信じられないことに、シーレは別れたヴァリーに今後も会おうと連絡し、姉アデーレとも肉体関係を継続した。シーレは、このねじれた三股の恋愛関係を創作のバネにした。妻とその姉、元カノ、そして死神のような自分をモチーフにした傑作を描くことで、青年シーレは「天才画家エゴン・シーレ」になれたのだ。
■新婚の妻を追うように28歳でインフル死
1917年、別れた恋人ヴァリーは、第一次大戦の従軍看護婦になり、派遣先で病死した。一方のシーレはその翌年3月には分離派展のメインルームを飾ることになり、ついに画家としての評価を確立させる。6月には家族で大きなアトリエ付きの住宅にも引っ越した。
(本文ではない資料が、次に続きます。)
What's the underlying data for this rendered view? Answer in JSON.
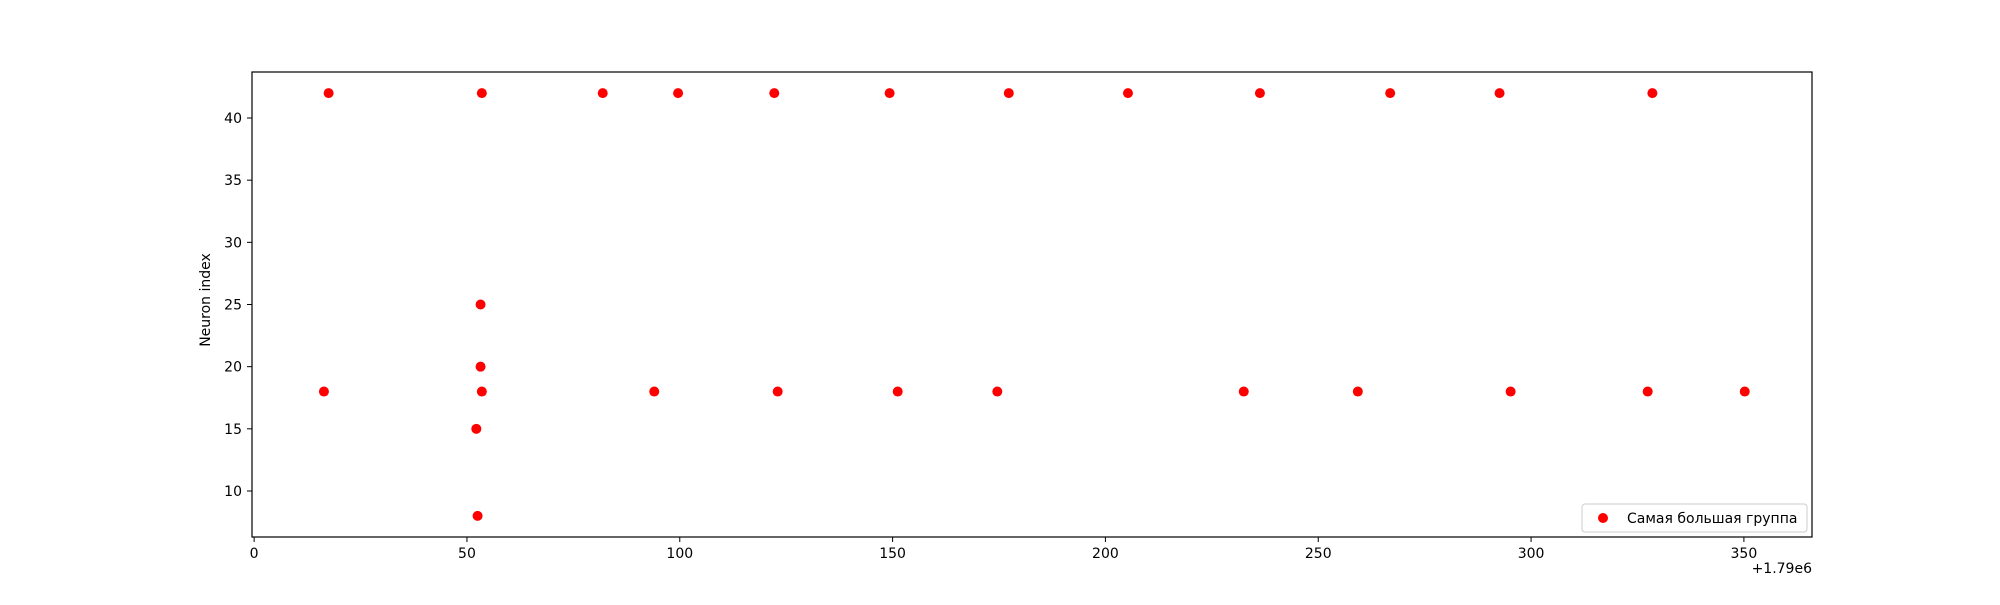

しかし、そんな大成功を収めた矢先の2月に、恩人のクリムトが脳卒中を発症後、肺炎により死去。さらに同年10月には、妊娠6カ月であった妻のエーディトが、春から大流行していたスペイン風邪によって亡くなってしまう。
そして、看病をしていたシーレ自身も妻の死の3日後に同じ病で命を落とした。これから華々しい画家人生が待っていたはずなのに、いきなり終了してしまった。すべてを手に入れたかに見えた瞬間、そのすべてを失ってしまったのだ。
28歳の若さだった。いったいなぜ、これほどまでに生き急ぐ必要があったのかはわからない。しかし、この超特急列車のようにスピード感溢れる絵画たちが、その赤裸な魅力で今でも多くの人々の心を浄化し続けることに変わりはない。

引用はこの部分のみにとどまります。